But despite that uptick, and the uncontroversial nature of many of the programs, negotiations on the measure became entangled in some fierce partisan disputes.
Democrats sought to add provisions that would restrict access to firearms by people convicted of violent crimes. That spurred aggressive pushback from conservative Republicans who oppose any curb on gun rights.
Bowing to Republicans, Democrats dropped what many of them had considered a key provision to close what is known as the “boyfriend loophole,” which would prohibit dating partners, not just spouses, from owning guns if they had been convicted of domestic violence.
Last year, the House passed its own version of the reauthorization that included such a provision, winning the support of 29 Republicans.
“Because married women aren’t the only victims of domestic violence, we must close the dating partner loophole that puts so many unprotected women and children at risk,” Shannon Watts, the founder of Moms Demand Action, a prominent gun control organization, said in a statement.
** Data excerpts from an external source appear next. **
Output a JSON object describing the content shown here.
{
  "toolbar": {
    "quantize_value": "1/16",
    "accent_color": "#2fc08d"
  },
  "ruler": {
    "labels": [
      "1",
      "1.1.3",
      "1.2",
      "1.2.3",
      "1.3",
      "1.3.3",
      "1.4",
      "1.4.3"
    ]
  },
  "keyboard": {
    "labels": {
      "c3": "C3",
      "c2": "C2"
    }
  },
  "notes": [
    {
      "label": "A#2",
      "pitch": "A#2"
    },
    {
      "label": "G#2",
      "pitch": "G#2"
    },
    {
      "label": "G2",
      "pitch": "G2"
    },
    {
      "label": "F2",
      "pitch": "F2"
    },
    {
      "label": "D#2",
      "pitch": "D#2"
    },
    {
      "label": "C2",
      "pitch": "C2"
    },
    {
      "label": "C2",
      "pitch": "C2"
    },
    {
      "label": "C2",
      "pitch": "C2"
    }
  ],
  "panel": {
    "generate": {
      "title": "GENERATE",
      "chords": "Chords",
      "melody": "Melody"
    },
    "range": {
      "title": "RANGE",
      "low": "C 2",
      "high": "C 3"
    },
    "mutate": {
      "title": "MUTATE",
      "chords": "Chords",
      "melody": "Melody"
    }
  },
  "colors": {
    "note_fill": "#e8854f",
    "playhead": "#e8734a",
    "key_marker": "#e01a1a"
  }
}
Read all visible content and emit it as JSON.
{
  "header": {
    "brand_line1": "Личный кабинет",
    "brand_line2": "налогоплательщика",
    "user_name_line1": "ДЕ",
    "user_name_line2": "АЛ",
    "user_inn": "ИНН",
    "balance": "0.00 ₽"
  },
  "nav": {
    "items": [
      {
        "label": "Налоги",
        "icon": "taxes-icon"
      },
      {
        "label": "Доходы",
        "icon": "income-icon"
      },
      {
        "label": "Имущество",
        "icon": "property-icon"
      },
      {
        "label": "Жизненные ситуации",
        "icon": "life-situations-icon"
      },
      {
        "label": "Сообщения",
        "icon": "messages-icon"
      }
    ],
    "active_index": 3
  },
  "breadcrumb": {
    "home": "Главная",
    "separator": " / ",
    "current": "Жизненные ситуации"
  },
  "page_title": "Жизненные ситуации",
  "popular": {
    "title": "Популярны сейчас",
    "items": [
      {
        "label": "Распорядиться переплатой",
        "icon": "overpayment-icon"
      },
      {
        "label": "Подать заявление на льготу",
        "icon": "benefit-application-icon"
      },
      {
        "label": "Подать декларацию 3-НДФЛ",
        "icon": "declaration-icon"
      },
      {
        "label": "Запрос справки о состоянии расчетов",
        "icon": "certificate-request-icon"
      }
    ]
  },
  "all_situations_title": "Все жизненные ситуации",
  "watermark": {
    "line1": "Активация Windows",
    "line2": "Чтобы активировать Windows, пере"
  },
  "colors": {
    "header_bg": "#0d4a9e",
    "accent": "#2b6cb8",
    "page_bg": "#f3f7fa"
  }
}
Gun violence prevention groups said they planned to press Biden to address the issue through executive action.
Other advocates hailed the reauthorization of the act as a major win for gun safety, even without closing the loophole.
“Federal authorities will finally be required to let local law enforcement know when a domestic abuser or other convicted criminal tries to illegally buy a gun, which is a huge red flag for potential gun violence,” said John Feinblatt, the president of Everytown for Gun Safety.
Though the Violence Against Women Act expired three years ago, Congress has continued to fund many of its programs. The spending bill would provide $575 million in funding for the measure’s prevention and prosecution programs.